Treating chlamydia may help to spread it
A conference at Stockholm University recently has heard that rises in the prevalence of chlamydia in western countries may, paradoxically, be driven by higher rates of screening and treatment. Delegates heard that chlamydia infection tends to have a ‘natural history’: after infection, immunity slowly builds up to the bug until, after about a year, it is strong enough to start purging chlamydia from the body – a process usually over within three years. Treating chlamydia interrupts this development of natural immunity so people are vulnerable to re-infection. This is not an argument against treatment in individual cases, but may explain why national screening programmes haven’t resulted in a fall in cases.
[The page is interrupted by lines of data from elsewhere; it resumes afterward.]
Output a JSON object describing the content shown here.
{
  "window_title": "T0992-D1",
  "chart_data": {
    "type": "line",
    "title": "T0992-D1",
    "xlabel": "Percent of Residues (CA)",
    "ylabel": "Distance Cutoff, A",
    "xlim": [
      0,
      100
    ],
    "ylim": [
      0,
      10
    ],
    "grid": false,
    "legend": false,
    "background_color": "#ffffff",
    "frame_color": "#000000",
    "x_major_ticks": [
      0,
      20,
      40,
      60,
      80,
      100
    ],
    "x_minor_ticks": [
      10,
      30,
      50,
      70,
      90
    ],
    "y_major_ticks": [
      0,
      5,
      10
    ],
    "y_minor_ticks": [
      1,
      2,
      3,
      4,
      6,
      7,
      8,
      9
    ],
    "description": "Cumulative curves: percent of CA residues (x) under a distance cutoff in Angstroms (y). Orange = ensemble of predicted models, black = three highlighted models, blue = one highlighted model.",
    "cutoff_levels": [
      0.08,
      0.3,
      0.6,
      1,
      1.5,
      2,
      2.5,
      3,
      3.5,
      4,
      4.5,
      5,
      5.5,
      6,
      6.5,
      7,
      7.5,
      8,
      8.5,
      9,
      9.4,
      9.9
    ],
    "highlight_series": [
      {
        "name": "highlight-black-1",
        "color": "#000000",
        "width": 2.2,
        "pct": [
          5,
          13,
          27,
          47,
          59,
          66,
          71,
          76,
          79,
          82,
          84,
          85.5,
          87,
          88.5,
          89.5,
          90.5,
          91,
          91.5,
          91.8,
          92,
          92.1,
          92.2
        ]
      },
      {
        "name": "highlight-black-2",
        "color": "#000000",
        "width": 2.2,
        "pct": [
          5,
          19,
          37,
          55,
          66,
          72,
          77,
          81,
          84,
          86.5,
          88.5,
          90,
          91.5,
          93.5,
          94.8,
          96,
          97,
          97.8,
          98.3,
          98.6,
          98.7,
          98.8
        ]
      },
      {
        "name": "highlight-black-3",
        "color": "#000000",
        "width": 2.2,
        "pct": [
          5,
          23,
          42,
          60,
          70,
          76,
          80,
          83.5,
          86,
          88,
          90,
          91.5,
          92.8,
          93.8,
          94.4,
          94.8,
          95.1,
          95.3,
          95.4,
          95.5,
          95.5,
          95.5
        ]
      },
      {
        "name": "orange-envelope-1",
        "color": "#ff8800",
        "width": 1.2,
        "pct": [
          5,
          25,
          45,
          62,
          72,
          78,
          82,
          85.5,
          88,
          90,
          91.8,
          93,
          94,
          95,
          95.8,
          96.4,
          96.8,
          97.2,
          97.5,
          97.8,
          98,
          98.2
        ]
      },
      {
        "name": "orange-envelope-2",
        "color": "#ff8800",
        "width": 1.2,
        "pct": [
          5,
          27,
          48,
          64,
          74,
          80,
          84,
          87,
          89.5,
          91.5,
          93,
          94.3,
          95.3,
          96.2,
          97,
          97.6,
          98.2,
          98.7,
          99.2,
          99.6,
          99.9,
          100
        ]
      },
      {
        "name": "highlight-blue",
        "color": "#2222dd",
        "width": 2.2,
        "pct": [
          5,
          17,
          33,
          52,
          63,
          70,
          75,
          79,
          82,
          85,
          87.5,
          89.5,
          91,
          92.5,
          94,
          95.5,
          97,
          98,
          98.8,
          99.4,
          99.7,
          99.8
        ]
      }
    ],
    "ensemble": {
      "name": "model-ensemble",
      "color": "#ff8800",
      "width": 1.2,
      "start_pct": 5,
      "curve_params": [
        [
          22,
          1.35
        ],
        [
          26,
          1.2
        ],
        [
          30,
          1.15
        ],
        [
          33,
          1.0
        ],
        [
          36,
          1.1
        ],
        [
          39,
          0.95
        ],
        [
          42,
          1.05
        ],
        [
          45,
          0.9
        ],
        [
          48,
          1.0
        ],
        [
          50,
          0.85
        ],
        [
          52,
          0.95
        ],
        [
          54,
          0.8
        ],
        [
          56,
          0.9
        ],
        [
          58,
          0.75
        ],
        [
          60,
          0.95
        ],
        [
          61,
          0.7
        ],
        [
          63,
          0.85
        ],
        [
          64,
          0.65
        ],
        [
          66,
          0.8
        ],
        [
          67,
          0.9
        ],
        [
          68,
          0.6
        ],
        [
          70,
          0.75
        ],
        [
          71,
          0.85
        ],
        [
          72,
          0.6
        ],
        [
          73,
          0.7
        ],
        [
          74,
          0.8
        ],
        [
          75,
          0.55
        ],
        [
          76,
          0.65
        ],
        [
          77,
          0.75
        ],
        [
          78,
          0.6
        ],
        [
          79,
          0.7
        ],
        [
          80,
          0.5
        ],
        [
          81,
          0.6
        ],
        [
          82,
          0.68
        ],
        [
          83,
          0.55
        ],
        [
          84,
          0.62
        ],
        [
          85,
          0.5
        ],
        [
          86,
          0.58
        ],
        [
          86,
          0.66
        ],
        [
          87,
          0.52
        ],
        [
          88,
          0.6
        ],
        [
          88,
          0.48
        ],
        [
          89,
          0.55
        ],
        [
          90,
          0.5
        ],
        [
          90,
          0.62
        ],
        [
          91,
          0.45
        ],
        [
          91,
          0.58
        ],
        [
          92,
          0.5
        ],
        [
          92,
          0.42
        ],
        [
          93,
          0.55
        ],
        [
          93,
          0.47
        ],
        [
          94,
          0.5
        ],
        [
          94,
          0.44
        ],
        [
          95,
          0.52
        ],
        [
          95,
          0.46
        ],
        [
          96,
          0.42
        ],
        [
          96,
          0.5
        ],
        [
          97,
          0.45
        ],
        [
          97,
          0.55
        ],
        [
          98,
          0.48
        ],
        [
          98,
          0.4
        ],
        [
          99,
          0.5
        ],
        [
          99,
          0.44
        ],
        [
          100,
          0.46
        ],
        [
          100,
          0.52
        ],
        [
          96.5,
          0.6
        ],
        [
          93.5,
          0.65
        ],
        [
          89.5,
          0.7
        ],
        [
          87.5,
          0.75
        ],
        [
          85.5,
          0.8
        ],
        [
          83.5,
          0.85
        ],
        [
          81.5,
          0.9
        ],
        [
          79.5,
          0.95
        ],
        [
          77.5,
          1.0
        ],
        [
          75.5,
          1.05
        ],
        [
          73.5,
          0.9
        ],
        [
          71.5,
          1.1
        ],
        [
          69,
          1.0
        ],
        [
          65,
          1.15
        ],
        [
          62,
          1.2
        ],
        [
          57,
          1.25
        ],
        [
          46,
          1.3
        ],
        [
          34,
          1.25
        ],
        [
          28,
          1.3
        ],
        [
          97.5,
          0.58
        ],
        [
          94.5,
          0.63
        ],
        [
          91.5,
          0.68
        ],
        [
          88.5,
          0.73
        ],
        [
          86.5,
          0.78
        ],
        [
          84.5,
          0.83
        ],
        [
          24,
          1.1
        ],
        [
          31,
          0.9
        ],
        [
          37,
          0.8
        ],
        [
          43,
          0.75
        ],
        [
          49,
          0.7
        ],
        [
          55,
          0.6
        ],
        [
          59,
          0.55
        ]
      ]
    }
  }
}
TB is beating us, says Soros
Billionaire George Soros and other public health advocates told the World Conference on Lung Health in Cape Town recently that global programmes to fight TB are ineffective and lead to the development of multi-drug-resistant MDR-TB. “TB is a treatable disease but it has become a death sentence,” said Soros, chair of the Open Society Institute. “Global leaders should move away from empty rhetoric and commit to real programmes.” TB kills 1.6 million people annually, and there are 420,000 cases of MDR-TB a year, most of them caused by failing to ensure people complete their treatment. Only 2% of people with MDR –TB get the pricier drugs needed to beat it, and cases of virtually untreatable XDR-TB continue to be reported, most recently from India.

Rilpivirine on track to beat Sustiva
Results presented at the recent European AIDS Conference show that rilpivirine (TMC278), the second drug in a new group of non-nucleoside HIV drugs (NNRTIs) being developed by Tibotec, was as effective against HIV as efavirenz (Sustiva®) but had fewer of Sustiva’s side effects such as rash, dizziness and abnormal dreams. In the trial 80% of patients new to HIV treatment achieved an undetectable viral load regardless of whether they took efavirenz or one of three doses of rilpivirine. However rilpivirine patients were much less likely to experience rash, dizziness or bad dreams. However the incidence of depression and insomnia were similar between the two drugs.

Black HIV patients get far more kidney disease
People with HIV of African ancestry are far more prone to kidney failure, a US study has found. Rates of End-Stage Renal Disease (ESDR) were eight times more common in African-Americans than in white patients, making this life-threatening condition nearly as common as diabetes. “We can think of few risk factors for ESRD, other than HIV, that are modified to this extent by race,” researcher Andy Choi said. He added, “Our hope is that these results help establish kidney disease as a research priority in the HIV-infected community.”

Roche won’t license needle-free T20 device
Drug companies Roche and Trimeris are withdrawing an application for approval to market the Biojector® 2000 needle-free injection advice for their HIV drug Fuzeon® (T20, enfuvirtide). “While the device has shown potential benefit for some patients, we don’t believe it’s the ideal alternative delivery option for all treatment-experienced patients,” said Michelle Zupancic, Roche’s Vice President for HIV. Roche’s own studies have shown that four our of five patients prefer the Biojector to needles. Roche said that patients who are currently using the Biojector through an existing program or clinical trial may continue to do so, but European advocates pointed out that the device was almost unobtainable in Europe. “People need bio-injector and it should be accessible,” said the French treatment advocacy organisation TRT-5.

Another novel HIV drug makes progress
Modestly promising new results have been published for bevirimat (PA-457), an HIV candidate drug form yet another new class, the maturation inhibitors. These interfere with the making of new viral particles at the last stage of the HIV life cycle. The development of bevirimat has been slow because the original formulation didn’t deliver enough drug to the body. A new study found that a new 300mg tablet produced viral load falls of more than 100-fold in five out of 10 patients with multi-drug-resistant HIV whose regimens were failing, when it was given for 14 days. Manufacturers Panacos are still working on the optimal dose to take onto large trials in 2008.